Based on historical models, this designed model reflects the non-linearity of epidemiological phenomenon (in contrast to other approaches [18, 68]). This model respects the chronological order of appearance of gametocytes, which has not been the case with other historical models [19, 20, 23], but is a key point for malaria transmission. The proposed basic reproductive number has the same form as that of MacDonald. The values of RMSE and MAPE are relatively low, both for parasitaemia and for gametocytaemia.

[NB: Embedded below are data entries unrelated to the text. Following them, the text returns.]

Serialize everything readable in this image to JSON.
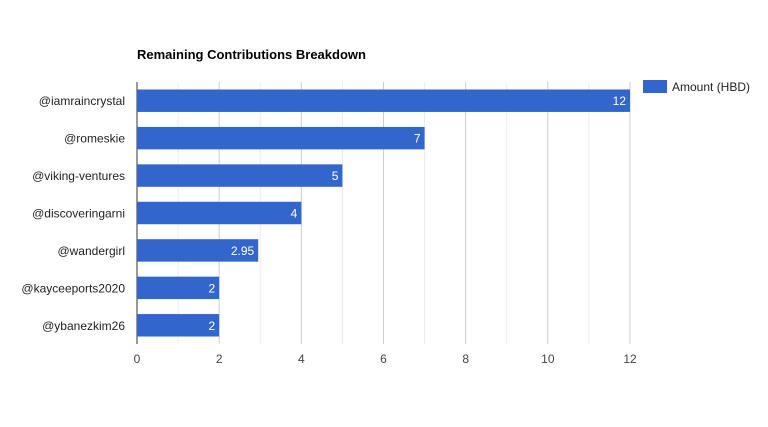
{
  "chart_data": {
    "type": "bar",
    "orientation": "horizontal",
    "title": "Remaining Contributions Breakdown",
    "xlabel": "",
    "ylabel": "",
    "categories": [
      "@iamraincrystal",
      "@romeskie",
      "@viking-ventures",
      "@discoveringarni",
      "@wandergirl",
      "@kayceeports2020",
      "@ybanezkim26"
    ],
    "series": [
      {
        "name": "Amount (HBD)",
        "values": [
          12,
          7,
          5,
          4,
          2.95,
          2,
          2
        ],
        "data_labels": [
          "12",
          "7",
          "5",
          "4",
          "2.95",
          "2",
          "2"
        ]
      }
    ],
    "xlim": [
      0,
      12
    ],
    "x_ticks": [
      0,
      2,
      4,
      6,
      8,
      10,
      12
    ],
    "grid": true,
    "legend_position": "right",
    "colors": {
      "bar": "#3366cc",
      "grid": "#cccccc",
      "minor_grid": "#ebebeb",
      "text": "#222222",
      "axis_text": "#444444",
      "data_label": "#ffffff"
    }
  }
}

As the field study has included only children, the relative immunity was considered as inefficient here. In addition, since infected children have been treated, they were considered as "resistant" for the duration of the effectiveness of treatment. The collection method did not change over the study period. Cases of malaria have been confirmed biologically, biological diagnosis was subjected to continuous quality control [5]. The observed decreasing trend (and even the trend estimated with the ARIMA statistical analysis) in the incidence of P. falciparum is not taken into account by the deterministic model. This trend has already been observed in other field studies on the same site [41, 42]. It is unlikely that this trend was due to the natural evolution of malaria in this region. The NDVI values observed during that period exclude climate change. There have been no further developments in the village, neither as regards the number of people nor about known risk factors (breeding site control for example). Most probably, this decreasing trend in the incidence of P. falciparum was linked to the presence of the medical team in the village.

Conclusion

In this study, remote-sensed data were coupled with field study data in order to drive a malaria transmission model. In a micro-epidemiology context, NDVI provided useful variables, improving malaria transmission modelling. Non-linear model combining environmental variables, predisposition factors and transmission evolution can be used for community level risk evaluation. Accumulating data [47, 66] point to the need of integrating several control measures to enhance efficiency. Thus, control programmes, such as vector control, impregnated net use or early detection and treatment, should to be tailored to environmental conditions.